As you are aware, the issue of the importance of carriage/content separation is not a new one for the federal government and your department. In 1995, the Information Highway Advisory Council report entitled “The Challenge of the Information Highway” had this to say on the issue:
“The Broadcasting Act calls for programming that is varied and comprehensive, expressing a range of differing views on matters of public concern; indeed, the promotion of diversity has been a tradition in Canadian broadcasting policy and regulation. As companies merge to face global competition, maximize competitive advantage, and benefit from vertical integration, maintaining diversity will require structural measures that discourage preferential treatment based on ownership interests.”
Recommendation 7.7 of the aforesaid report provided as follows:
“The principle of carriage/content separation should be maintained at a minimum through the requirement of structural separation between programming and distribution undertakings and with other reasonable safeguards.”
The legitimacy of these concerns was acknowledged by the federal government in its later report “Building the Information Society: Moving Canada Into the 21st Century”. That report noted the dangers to Canadian content for new media services:
“More important within the emerging information industry itself, there are signs of growing vertical integration between providers of broadcasting carriage and content services.
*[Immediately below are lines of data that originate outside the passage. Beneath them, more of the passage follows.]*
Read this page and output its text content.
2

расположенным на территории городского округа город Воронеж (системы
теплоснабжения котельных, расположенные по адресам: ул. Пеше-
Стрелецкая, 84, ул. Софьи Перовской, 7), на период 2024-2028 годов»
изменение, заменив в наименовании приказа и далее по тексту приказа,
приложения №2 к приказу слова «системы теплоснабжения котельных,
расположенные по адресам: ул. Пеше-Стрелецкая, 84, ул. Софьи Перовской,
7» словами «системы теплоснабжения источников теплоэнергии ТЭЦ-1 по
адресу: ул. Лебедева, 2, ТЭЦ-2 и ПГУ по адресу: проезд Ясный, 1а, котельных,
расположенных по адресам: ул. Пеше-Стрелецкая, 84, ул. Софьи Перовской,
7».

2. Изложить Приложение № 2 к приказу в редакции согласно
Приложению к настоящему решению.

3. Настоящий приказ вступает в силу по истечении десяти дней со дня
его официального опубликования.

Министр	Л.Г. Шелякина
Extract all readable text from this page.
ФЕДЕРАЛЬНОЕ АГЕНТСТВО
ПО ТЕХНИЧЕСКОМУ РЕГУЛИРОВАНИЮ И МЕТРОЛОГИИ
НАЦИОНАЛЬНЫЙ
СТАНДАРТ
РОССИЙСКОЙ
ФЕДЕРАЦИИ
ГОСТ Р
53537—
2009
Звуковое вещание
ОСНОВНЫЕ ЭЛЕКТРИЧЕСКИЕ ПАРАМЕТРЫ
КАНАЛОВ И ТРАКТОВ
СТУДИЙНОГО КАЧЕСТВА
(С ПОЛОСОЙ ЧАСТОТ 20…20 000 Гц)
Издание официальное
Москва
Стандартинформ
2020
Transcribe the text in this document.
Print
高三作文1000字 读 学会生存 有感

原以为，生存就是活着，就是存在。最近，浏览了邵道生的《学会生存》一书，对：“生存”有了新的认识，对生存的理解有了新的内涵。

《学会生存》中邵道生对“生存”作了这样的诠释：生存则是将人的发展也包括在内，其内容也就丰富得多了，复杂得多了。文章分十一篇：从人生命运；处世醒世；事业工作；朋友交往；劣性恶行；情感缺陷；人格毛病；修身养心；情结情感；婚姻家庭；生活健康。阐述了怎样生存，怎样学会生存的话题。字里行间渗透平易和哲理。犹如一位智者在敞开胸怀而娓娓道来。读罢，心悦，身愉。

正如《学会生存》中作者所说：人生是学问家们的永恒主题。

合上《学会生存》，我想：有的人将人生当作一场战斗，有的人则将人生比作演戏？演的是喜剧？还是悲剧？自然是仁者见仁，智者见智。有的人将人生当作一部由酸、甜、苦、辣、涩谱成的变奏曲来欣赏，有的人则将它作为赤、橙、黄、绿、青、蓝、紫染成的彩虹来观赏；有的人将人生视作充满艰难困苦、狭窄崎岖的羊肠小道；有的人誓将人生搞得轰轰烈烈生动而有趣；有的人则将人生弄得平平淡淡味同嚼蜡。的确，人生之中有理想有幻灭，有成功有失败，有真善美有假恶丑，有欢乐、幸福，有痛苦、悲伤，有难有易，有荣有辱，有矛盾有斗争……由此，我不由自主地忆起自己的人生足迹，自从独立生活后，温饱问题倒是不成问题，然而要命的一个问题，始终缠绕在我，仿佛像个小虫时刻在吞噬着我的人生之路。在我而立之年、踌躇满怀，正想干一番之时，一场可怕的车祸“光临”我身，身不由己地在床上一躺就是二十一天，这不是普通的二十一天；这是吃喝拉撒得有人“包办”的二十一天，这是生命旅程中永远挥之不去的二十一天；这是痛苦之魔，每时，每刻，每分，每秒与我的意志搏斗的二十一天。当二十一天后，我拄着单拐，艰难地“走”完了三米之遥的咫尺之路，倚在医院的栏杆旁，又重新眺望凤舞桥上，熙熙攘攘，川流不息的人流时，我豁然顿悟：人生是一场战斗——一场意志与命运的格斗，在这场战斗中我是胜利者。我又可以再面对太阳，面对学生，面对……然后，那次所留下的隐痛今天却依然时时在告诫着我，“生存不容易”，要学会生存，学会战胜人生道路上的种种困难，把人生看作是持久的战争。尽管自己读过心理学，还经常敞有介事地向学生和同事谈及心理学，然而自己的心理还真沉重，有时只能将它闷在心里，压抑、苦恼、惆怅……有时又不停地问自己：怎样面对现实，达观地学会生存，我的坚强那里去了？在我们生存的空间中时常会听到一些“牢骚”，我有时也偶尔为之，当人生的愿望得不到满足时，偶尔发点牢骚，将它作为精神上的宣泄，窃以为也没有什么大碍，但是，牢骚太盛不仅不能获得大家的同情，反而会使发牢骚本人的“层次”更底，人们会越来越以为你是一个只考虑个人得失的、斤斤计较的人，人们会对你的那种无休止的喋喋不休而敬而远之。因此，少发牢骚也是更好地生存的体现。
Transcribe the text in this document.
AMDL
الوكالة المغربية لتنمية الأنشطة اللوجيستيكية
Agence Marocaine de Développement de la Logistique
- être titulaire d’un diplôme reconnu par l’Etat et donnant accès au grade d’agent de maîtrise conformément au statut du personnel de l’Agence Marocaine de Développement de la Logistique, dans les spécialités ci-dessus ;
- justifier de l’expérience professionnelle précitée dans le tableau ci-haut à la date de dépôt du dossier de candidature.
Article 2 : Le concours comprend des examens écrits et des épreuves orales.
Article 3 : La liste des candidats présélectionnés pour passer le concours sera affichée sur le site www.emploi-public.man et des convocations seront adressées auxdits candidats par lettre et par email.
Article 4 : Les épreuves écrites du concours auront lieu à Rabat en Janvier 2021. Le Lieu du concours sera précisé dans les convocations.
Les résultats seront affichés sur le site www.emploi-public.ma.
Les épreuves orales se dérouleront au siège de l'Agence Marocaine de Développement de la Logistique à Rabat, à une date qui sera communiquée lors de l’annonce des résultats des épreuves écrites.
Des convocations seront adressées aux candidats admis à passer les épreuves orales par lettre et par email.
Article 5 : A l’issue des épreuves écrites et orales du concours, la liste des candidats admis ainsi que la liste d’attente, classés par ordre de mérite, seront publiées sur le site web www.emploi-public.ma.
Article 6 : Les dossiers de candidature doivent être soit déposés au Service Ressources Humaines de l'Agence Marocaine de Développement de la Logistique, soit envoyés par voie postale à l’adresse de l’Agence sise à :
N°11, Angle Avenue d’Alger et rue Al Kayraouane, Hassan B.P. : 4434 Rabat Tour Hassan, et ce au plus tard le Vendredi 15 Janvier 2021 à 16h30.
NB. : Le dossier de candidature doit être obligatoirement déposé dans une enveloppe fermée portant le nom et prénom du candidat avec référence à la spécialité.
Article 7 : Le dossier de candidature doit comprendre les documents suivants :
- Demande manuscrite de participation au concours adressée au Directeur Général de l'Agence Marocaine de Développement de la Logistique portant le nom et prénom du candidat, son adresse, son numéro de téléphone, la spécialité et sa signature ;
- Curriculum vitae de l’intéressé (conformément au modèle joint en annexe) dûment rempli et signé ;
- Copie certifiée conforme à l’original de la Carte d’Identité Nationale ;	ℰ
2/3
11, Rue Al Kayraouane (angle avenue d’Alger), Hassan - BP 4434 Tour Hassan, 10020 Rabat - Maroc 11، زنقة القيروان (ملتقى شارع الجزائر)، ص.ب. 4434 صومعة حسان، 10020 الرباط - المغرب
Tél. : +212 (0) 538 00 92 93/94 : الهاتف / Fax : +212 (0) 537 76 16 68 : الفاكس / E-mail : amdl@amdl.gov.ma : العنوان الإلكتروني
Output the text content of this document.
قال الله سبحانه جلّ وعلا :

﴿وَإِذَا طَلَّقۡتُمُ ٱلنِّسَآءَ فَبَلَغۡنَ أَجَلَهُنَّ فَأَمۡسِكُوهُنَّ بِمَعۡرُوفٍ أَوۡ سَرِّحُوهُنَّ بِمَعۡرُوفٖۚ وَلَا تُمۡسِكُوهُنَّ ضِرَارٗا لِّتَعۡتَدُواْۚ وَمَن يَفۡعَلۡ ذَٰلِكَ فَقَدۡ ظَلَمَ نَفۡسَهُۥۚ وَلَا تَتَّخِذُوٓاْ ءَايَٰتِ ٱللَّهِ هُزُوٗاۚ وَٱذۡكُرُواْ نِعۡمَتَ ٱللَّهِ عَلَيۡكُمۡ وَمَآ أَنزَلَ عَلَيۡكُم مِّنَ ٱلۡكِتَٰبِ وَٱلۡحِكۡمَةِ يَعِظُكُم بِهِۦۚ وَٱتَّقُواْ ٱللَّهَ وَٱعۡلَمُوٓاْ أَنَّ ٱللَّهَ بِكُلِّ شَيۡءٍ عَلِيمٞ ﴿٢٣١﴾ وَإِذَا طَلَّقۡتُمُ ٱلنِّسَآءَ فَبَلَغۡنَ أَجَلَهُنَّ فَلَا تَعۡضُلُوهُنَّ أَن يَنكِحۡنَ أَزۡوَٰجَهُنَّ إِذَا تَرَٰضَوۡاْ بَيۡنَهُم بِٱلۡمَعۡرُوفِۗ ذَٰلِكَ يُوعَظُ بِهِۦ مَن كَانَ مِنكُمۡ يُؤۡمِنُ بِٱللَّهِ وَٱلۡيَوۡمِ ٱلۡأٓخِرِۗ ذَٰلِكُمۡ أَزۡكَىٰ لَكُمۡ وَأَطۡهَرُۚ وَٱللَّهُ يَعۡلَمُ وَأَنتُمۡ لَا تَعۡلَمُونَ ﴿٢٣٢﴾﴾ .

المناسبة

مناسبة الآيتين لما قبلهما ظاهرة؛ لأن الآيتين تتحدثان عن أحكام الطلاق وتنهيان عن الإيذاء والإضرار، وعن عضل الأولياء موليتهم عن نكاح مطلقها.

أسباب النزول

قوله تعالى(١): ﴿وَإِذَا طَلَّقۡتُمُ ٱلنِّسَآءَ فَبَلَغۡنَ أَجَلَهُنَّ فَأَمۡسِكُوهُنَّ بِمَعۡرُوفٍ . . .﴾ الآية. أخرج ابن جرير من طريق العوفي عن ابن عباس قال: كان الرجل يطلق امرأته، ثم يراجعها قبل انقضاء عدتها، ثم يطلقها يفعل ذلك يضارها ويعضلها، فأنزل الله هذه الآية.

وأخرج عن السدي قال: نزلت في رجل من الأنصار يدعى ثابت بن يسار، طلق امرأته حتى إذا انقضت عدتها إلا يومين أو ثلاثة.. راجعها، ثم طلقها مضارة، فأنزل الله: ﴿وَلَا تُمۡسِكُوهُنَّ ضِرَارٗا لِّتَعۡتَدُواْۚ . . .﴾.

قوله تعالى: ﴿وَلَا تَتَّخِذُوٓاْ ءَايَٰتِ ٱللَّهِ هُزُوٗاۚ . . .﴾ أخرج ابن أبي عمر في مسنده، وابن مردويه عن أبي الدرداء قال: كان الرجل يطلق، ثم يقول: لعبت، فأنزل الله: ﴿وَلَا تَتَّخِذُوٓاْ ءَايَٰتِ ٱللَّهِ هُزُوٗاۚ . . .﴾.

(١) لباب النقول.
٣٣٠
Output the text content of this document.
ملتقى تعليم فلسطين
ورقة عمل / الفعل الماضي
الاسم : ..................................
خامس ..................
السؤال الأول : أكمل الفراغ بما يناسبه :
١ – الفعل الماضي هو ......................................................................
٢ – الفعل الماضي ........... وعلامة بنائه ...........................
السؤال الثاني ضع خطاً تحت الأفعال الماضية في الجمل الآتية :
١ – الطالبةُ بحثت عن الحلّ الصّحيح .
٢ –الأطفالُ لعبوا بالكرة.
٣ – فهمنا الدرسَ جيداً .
This trend could ultimately leave providers of Canadian content vulnerable to discrimination. The present policy and regulatory framework may have to take this new reality into account.”
PIAC is of the opinion that the AOL Time Warner merger may have serious and sustaining implications for access and distribution of new Canadian media services. It not only blurs the line between the desirable carriage/content separation, it potentially lessens competition. In the words of our American counterparts the deal:
”…raises the threat of discrimination among content providers effectively degrading the services offered by competitors.”
We believe that the implications for Canada and Canadian consumers are such that the government should make a formal request pursuant to Article V of the 1995 “Agreement between the government of the United States of America and the government of Canada Regarding the Application of Their Competition and Deceptive Marketing Practices Laws”
The Agreement provides that:
“If a party believes that anti-competitive activities carried out in the territory of another party adversely affect its important interest, the first party may request that the other parties competition authorities initiate appropriate enforcement activities…”
We believe that AOL’s acquisition should be afforded a rigorous review by American competition authorities. It is also our preliminary view that the merger in its current form should be stopped.
We welcome the opportunity to discuss these concerns with your office and your officials. We would be pleased to provide any further information that may be of assistance to the government in making this request.